Ouverture de la saison lyrique à l’Opéra royal de Versailles avec Carmen importé de l’Opéra de Rouen. Mise en scène et direction de l’administrateur maison, Frédéric Roels, et du nouveau chef attitré, Luciano Acocella. Accroche médiatique : la baroqueuse Vivica Genaux dans le rôle titre, qu’elle avait jusqu’ici (prudemment) refusé. Drôle d’endroit pour une telle rencontre : une Carmen sans folklore ni espagnolade, au milieu des fleurs de lys et des marbres en trompe-l’œil.
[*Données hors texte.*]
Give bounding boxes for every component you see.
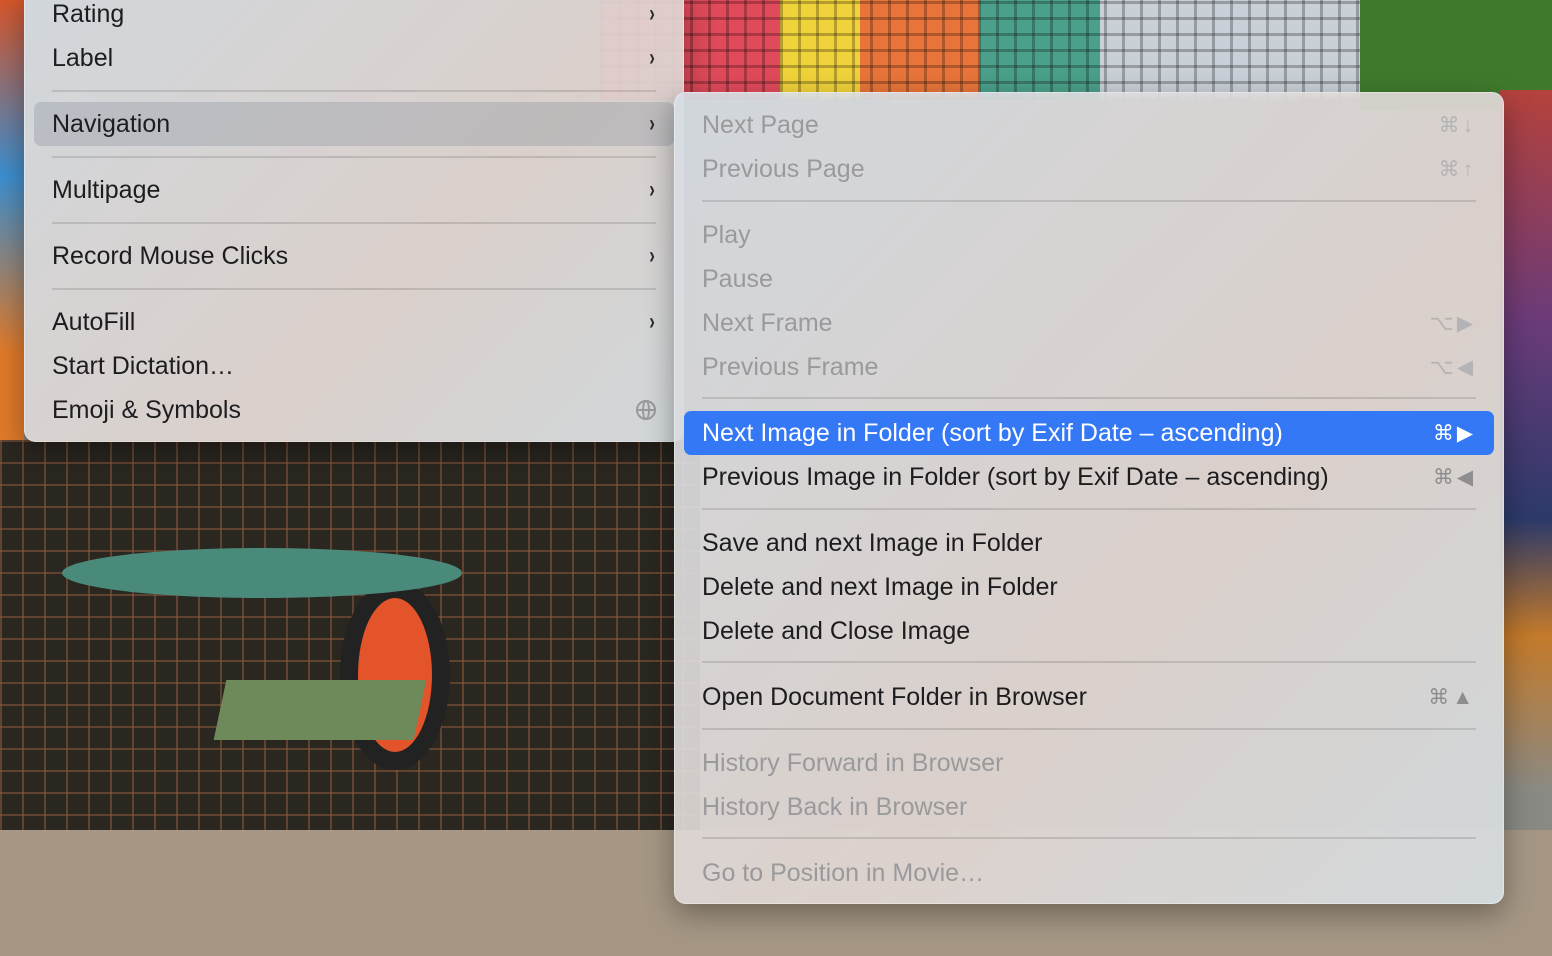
- shortcut-label: ⌘↓: [1438, 113, 1476, 137]
- menu-item-label: Previous Image in Folder (sort by Exif D…: [702, 462, 1329, 491]
- menu-item-label: Delete and Close Image: [702, 616, 971, 645]
- menu-item-label: History Forward in Browser: [702, 748, 1004, 777]
- poster-wall: [1500, 90, 1552, 870]
- menu-item-label: Delete and next Image in Folder: [702, 572, 1058, 601]
- menu-item-delete-and-next-image[interactable]: Delete and next Image in Folder: [684, 565, 1494, 609]
- menu-item-label: Emoji & Symbols: [52, 395, 241, 424]
- chevron-right-icon: ›: [649, 308, 655, 335]
- menu-separator: [52, 288, 656, 290]
- menu-separator: [702, 508, 1476, 510]
- menu-item-history-back[interactable]: History Back in Browser: [684, 785, 1494, 829]
- chevron-right-icon: ›: [649, 176, 655, 203]
- menu-item-label: Pause: [702, 264, 773, 293]
- menu-item-label: Open Document Folder in Browser: [702, 682, 1087, 711]
- chevron-right-icon: ›: [649, 0, 655, 27]
- menu-item-previous-page[interactable]: Previous Page ⌘↑: [684, 147, 1494, 191]
- wheel: [340, 580, 450, 770]
- shortcut-label: ⌘▶: [1432, 421, 1476, 445]
- menu-item-next-image-in-folder[interactable]: Next Image in Folder (sort by Exif Date …: [684, 411, 1494, 455]
- navigation-submenu: Next Page ⌘↓ Previous Page ⌘↑ Play Pause…: [674, 92, 1504, 904]
- chevron-right-icon: ›: [649, 242, 655, 269]
- crates-area: [600, 0, 1380, 100]
- menu-item-label: Previous Frame: [702, 352, 879, 381]
- table: [62, 548, 462, 598]
- menu-item-label: Start Dictation…: [52, 351, 235, 380]
- chevron-right-icon: ›: [649, 110, 655, 137]
- chair: [213, 680, 427, 740]
- menu-item-autofill[interactable]: AutoFill ›: [34, 300, 674, 344]
- menu-item-previous-image-in-folder[interactable]: Previous Image in Folder (sort by Exif D…: [684, 455, 1494, 499]
- menu-item-save-and-next-image[interactable]: Save and next Image in Folder: [684, 521, 1494, 565]
- menu-separator: [702, 200, 1476, 202]
- menu-item-previous-frame[interactable]: Previous Frame ⌥◀: [684, 345, 1494, 389]
- menu-separator: [702, 837, 1476, 839]
- menu-item-label: Navigation: [52, 109, 171, 138]
- menu-item-pause[interactable]: Pause: [684, 257, 1494, 301]
- menu-item-go-to-position-in-movie[interactable]: Go to Position in Movie…: [684, 851, 1494, 895]
- menu-item-emoji-symbols[interactable]: Emoji & Symbols: [34, 388, 674, 432]
- shortcut-label: ⌥▶: [1429, 311, 1476, 335]
- menu-separator: [702, 397, 1476, 399]
- shortcut-label: ⌥◀: [1429, 355, 1476, 379]
- parent-menu: Rating › Label › Navigation › Multipage …: [24, 0, 684, 442]
- menu-item-start-dictation[interactable]: Start Dictation…: [34, 344, 674, 388]
- menu-separator: [52, 156, 656, 158]
- menu-item-rating[interactable]: Rating ›: [34, 0, 674, 36]
- menu-item-label: Save and next Image in Folder: [702, 528, 1043, 557]
- left-edge-area: [0, 0, 24, 440]
- shortcut-label: ⌘↑: [1438, 157, 1476, 181]
- menu-item-label: Play: [702, 220, 751, 249]
- menu-item-label: Next Frame: [702, 308, 833, 337]
- menu-separator: [702, 661, 1476, 663]
- menu-separator: [52, 222, 656, 224]
- menu-item-delete-and-close-image[interactable]: Delete and Close Image: [684, 609, 1494, 653]
- menu-item-label: Go to Position in Movie…: [702, 858, 985, 887]
- menu-item-label: Rating: [52, 0, 125, 28]
- menu-item-multipage[interactable]: Multipage ›: [34, 168, 674, 212]
- menu-item-navigation[interactable]: Navigation ›: [34, 102, 674, 146]
- menu-item-label: Next Page: [702, 110, 819, 139]
- menu-separator: [702, 728, 1476, 730]
- shortcut-label: ⌘▲: [1428, 685, 1476, 709]
- menu-item-open-document-folder[interactable]: Open Document Folder in Browser ⌘▲: [684, 675, 1494, 719]
- globe-icon: [636, 400, 656, 420]
- menu-item-label: AutoFill: [52, 307, 136, 336]
- menu-item-label: Previous Page: [702, 154, 865, 183]
- menu-item-history-forward[interactable]: History Forward in Browser: [684, 741, 1494, 785]
- menu-item-play[interactable]: Play: [684, 213, 1494, 257]
- shortcut-label: ⌘◀: [1432, 465, 1476, 489]
- menu-item-label: History Back in Browser: [702, 792, 968, 821]
- chevron-right-icon: ›: [649, 44, 655, 71]
- menu-item-label: Next Image in Folder (sort by Exif Date …: [702, 418, 1283, 447]
- menu-item-label: Record Mouse Clicks: [52, 241, 289, 270]
- menu-separator: [52, 90, 656, 92]
- menu-item-record-mouse-clicks[interactable]: Record Mouse Clicks ›: [34, 234, 674, 278]
- menu-item-label[interactable]: Label ›: [34, 36, 674, 80]
- menu-item-label: Multipage: [52, 175, 161, 204]
- menu-item-next-page[interactable]: Next Page ⌘↓: [684, 103, 1494, 147]
- menu-item-next-frame[interactable]: Next Frame ⌥▶: [684, 301, 1494, 345]
- menu-item-label-text: Label: [52, 43, 114, 72]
En fait, un bouquet bien composé : cadre intime et dépoussiérage du mythe, version opéra-comique avec dialogues parlés (sans coupures : trois heures de spectacle) et distribution jeune, vocalement et dramatiquement assortie. Seul hiatus : un orchestre brillant (bravo les solistes) mais un manque constant d’effervescence scénique. Genaux, voix de braise, diction exemplaire, sculpturale en mini short (l’action est transposée de nos jours, dans un pays contrôlé par les Casques bleus) offre une Carmen à la Teresa Berganza, femme libre et fragile sous la provocation. Elle aussi, sans ostentation, donne le coup de grâce à l’habituelle Bohémienne aux œillades assassines.

François Lafon

Versailles, Opéra royal, 14, 16, 18 octobre.